Secara sederhana, alurnya seperti berikut:
| Tahap | Apa yang Terjadi |
|---|---|
| Pendaftaran | Data dan berkas calon pengantin diajukan |
| Pemeriksaan nikah | Petugas memeriksa data calon pengantin dan wali |
| Pelaksanaan akad | Akad dilaksanakan sesuai jadwal dan tempat yang telah diproses |
| Pencatatan nikah | Pernikahan dicatat secara resmi |
Alur tersebut membantu membedakan antara “sudah mengisi pendaftaran” dan “proses nikah sudah selesai”.
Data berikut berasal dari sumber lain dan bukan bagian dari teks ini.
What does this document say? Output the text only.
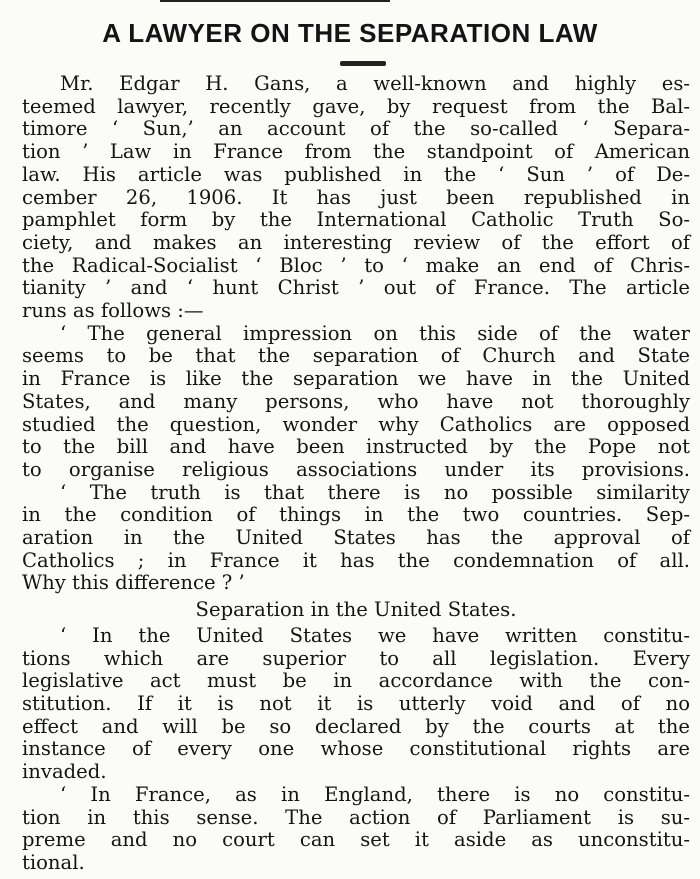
A LAWYER ON THE SEPARATION LAW
Mr. Edgar H. Gans, a well-known and highly es-
teemed lawyer, recently gave, by request from the Bal-
timore ‘ Sun,’ an account of the so-called ‘ Separa-
tion ’ Law in France from the standpoint of American
law. His article was published in the ‘ Sun ’ of De-
cember 26, 1906. It has just been republished in
pamphlet form by the International Catholic Truth So-
ciety, and makes an interesting review of the effort of
the Radical-Socialist ‘ Bloc ’ to ‘ make an end of Chris-
tianity ’ and ‘ hunt Christ ’ out of France. The article
runs as follows :—
‘ The general impression on this side of the water
seems to be that the separation of Church and State
in France is like the separation we have in the United
States, and many persons, who have not thoroughly
studied the question, wonder why Catholics are opposed
to the bill and have been instructed by the Pope not
to organise religious associations under its provisions.
‘ The truth is that there is no possible similarity
in the condition of things in the two countries. Sep-
aration in the United States has the approval of
Catholics ; in France it has the condemnation of all.
Why this difference ? ’
Separation in the United States.
‘ In the United States we have written constitu-
tions which are superior to all legislation. Every
legislative act must be in accordance with the con-
stitution. If it is not it is utterly void and of no
effect and will be so declared by the courts at the
instance of every one whose constitutional rights are
invaded.
‘ In France, as in England, there is no constitu-
tion in this sense. The action of Parliament is su-
preme and no court can set it aside as unconstitu-
tional.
Jika baru selesai mengisi SIMKAH, misalnya, jangan langsung menganggap seluruh urusan administrasi sudah beres. Masih ada pemeriksaan dan tahapan berikutnya yang perlu diikuti.
Sebelum Daftar, Pastikan Berkas KUA Siap Dipakai
Artikel ini tidak mengulang seluruh daftar persyaratan nikah karena pembahasan tersebut sudah tersedia pada panduan khusus. Namun, ada satu hal yang sering luput: berkas tidak hanya harus ada, tetapi juga harus siap diperiksa.
Sebelum membuka SIMKAH atau datang ke KUA, lakukan pengecekan berikut:
- pastikan dokumen dapat dibaca dengan jelas;
- cocokkan nama dan identitas pada dokumen yang digunakan;
- pastikan data orang tua dan wali sudah diketahui;
- siapkan dokumen asli jika nantinya diperlukan untuk pemeriksaan;
- simpan berkas digital dengan kualitas yang cukup jelas untuk diunggah;
- gunakan nomor telepon dan email yang masih aktif;
- tentukan lokasi serta rencana pelaksanaan akad sebelum mengisi data.
Kesalahan sederhana seperti foto dokumen terpotong, tulisan tidak terbaca, atau data yang berbeda dapat membuat pemeriksaan membutuhkan langkah tambahan.
Untuk rincian dokumen dan persyaratan berdasarkan kondisi calon pengantin, gunakan panduan Persyaratan Nikah di KUA Luar Domisili: Apa Saja yang Perlu Disiapkan? agar artikel ini tetap fokus pada proses pendaftarannya.
Cara Daftar Nikah Online melalui SIMKAH
SIMKAH atau Sistem Informasi Manajemen Nikah merupakan layanan Kementerian Agama yang dapat digunakan untuk pendaftaran nikah secara daring.
Pada 2026, Kementerian Agama masih mengarahkan masyarakat menggunakan layanan SIMKAH untuk pencatatan pernikahan secara online.
Secara praktis, prosesnya dapat dilakukan seperti berikut.
1. Buka Layanan SIMKAH
Masuk ke portal SIMKAH resmi Kementerian Agama.
Gunakan alamat layanan resmi, bukan situs pihak ketiga yang menawarkan jasa pendaftaran.
2. Masuk atau Buat Akun
Jika belum mempunyai akun, lakukan proses pembuatan akun menggunakan data yang diminta sistem.
Pastikan email yang digunakan aktif karena dapat digunakan dalam proses akun dan informasi pendaftaran.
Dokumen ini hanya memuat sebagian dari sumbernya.